La casa B-300, la máquina de habitar proyectada por Sofía Jack, nueva utopía heredera de algunos de los presupuestos de la modernidad (iteratividad y adaptabilidad), propone – consciente de su carácter de ficción, de ciencia-ficción, de imposibilidad hoy, aunque quizá no mañana- una solución para el conflicto entre arquitectura y vida, entre lo ideal y la real a través de lo virtual, del arte. Casi con seguridad porque la propia Jack no es arquitecto sino habitante, vividora de la arquitectura, ha logrado resolver el problema. Su casa es vida, es como la vida, parece un ser vivo. La casa B-300 es un organismo que, como sus moradores, tiene que adaptarse al día a día, a lo cotidiano, al hábito y al suceso, a lo previsible y a lo imprevisible, a lo inalterable y a lo cambiante, teniendo en cuenta no sólo el espacio sino también el tiempo, un tiempo que no puede estar ya detenido porque forma parte de un relato.

La casa, la vida, instrucciones de uso

“Los apartamentos están construidos por arquitectos que tienen ideas muy precisas sobre qué debe ser una entrada, una sala de estar (…), una habitación de los papás, una habitación del niño, una habitación de la criada, un pasillo, una cocina o un cuarto de baño. Sin embargo, al principio todas las piezas se parecen poco o mucho, no vale la pena tratar de impresionarnos con historias de módulos y otras pamplinas…”. Georges Perec, Especies de espacios. A pesar de que Le Corbusier conocía desde 1917 los Principles of scientific management que escribió F.W. Taylor seis años antes, éstos sólo se reflejaron de forma superficial en su casa ideal, porque, como casi todos los arquitectos y decoradores, estaba más interesado en dotar de un aspecto moderno, en su caso, a sus obras, más preocupado en que la estructura de sus edificios respondiera a las proporciones áureas de la tradición, o, incluso, más comprometido con la rentabilidad industrial de sus construcciones, que con los que iban a ser sus habitantes. Le Corbusier no entendió -o no quiso entender que la casa no era el producto final de la cadena industrial, el objeto producido en masa, la mercancía (o, quizá, siendo más perverso, lo entendió pero utilizó el taylorismo para esconder -justificar- una intencionalidad artística deshumanizada -típica de algunas vanguardias- que sacrificaba la vida al arte), sino que ésta era equivalente a una fábrica llena de trabajadores, trabajadores cuyas costumbres había que estudiar para alcanzar la máxima eficiencia. Para poder aplicar los principios de Taylor a la arquitectura doméstica era imprescindible considerar a sus usuarios, la máquina de habitar no era automática, alguien tenía que manejarla.
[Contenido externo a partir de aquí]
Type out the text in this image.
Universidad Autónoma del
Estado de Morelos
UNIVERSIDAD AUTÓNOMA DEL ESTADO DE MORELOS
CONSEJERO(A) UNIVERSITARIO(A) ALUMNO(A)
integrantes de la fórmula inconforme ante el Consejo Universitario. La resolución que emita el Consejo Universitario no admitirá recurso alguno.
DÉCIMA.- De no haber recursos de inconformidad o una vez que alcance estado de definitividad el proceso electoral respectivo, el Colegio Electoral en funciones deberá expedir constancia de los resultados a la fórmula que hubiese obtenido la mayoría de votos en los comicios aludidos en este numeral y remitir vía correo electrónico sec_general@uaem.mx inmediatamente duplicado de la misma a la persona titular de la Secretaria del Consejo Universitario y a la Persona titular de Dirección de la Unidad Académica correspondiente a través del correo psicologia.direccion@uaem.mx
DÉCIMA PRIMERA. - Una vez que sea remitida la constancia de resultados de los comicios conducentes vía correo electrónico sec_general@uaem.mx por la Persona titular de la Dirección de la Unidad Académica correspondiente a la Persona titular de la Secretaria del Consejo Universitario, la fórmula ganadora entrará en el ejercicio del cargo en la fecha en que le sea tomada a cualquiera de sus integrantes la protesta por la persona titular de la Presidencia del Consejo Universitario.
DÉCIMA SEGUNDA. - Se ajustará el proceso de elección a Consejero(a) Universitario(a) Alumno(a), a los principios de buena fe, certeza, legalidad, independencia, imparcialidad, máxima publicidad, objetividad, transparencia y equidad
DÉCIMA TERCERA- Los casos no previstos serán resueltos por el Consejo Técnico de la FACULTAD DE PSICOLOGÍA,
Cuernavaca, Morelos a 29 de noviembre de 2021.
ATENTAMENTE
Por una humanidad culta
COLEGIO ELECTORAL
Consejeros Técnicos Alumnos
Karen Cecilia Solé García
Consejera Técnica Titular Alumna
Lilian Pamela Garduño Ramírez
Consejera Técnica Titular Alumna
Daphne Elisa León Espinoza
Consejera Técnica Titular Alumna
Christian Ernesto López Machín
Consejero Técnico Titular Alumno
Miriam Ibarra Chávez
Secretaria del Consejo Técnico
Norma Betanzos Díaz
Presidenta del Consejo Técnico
“No sé, no quiero saber, dónde comienza y dónde termina lo funcional. Lo que me parece en todo caso es que en la división modelo de los apartamentos de hoy, lo funcional funciona según un procedimiento unívoco, secuencial, y nictemeral: las actividades cotidianas corresponden a fases horarias y a cada fase horaria corresponde una de las piezas del apartamento”.

Georges Perec, Especies de espacios.

Fue un grupo de pioneras* el que primero se dio cuenta de que la casa era también un lugar de trabajo y que la funcionalidad era una condición imprescindible para lograr la comodidad. A principios del siglo XX, en Estados Unidos, se estaba desarrollando un nuevo concepto de ingeniería, el de la ingeniería de eficiencia, que consistía en estudiar la rutina de los trabajadores de las fábricas para optimizar al máximo su productividad y la de las máquinas que utilizaban. Esposas y amigas de estos ingenieros, como usuarias principales de las casas, descubrieron que los mismos métodos eran aplicables al espacio doméstico y comenzaron a registrar sus movimientos cotidianos y los de sus familias -incluso los de otras mujeres, además amas de casa- para mejorar sus condiciones de vida y perfeccionar sus hogares. A través de sus experiencias, recogidas en numerosos libros -tratados de economía doméstica que actuaban casi como los folletos de instrucciones de los electrodomésticos o como recopilaciones de recetas-, introdujeron lo cotidiano, esa porción de vida que está regulada, en la creación de una nueva idea de casa o de una casa ideal, muy similar a la que hoy habitamos. A pesar de ello, de que por fin no se prescindía de la vida, aunque fuera sólo de una parte, su día a día estaba normalizado en exceso; esquemas, diagramas, recorridos, estadísticas, presupuestos, agendas y horarios organizaban su tiempo y su espacio. Si bien eran conscientes de la excepción -no podían dejar de serlo, sus teorías se basaban en la práctica, en el ensayo, en el experimento, en la prueba y en el error-, ésta no hacía sino confirmar la regla -la costumbre se hacía ciencia-: no dejes lugar a lo incierto; todo tiene que estar medido y ordenado; tú puedes llegar a otra solución pero siempre será siguiendo un camino parecido al mío, no te desvíes demasiado; sigue las instrucciones; no cabe el accidente o, por lo menos, hay que extremar las medidas para intentarlo; calcula los riesgos y ten previsto cómo comportante ante una emergencia. Lo improbable siempre da miedo, supone demasiado esfuerzo, pero si la rutina es la matemática de la vida, el suceso es la poética, se introduce en la narración como un breve haiku y le presta interés, rompe el bajo continuo de lo cotidiano y crea la melodía. Para lo anecdótico, lo eventual, lo repentino, la pasión, lo irregular no hay manuales de uso, y cuando existen, nunca sirven, no hay dos accidentes iguales.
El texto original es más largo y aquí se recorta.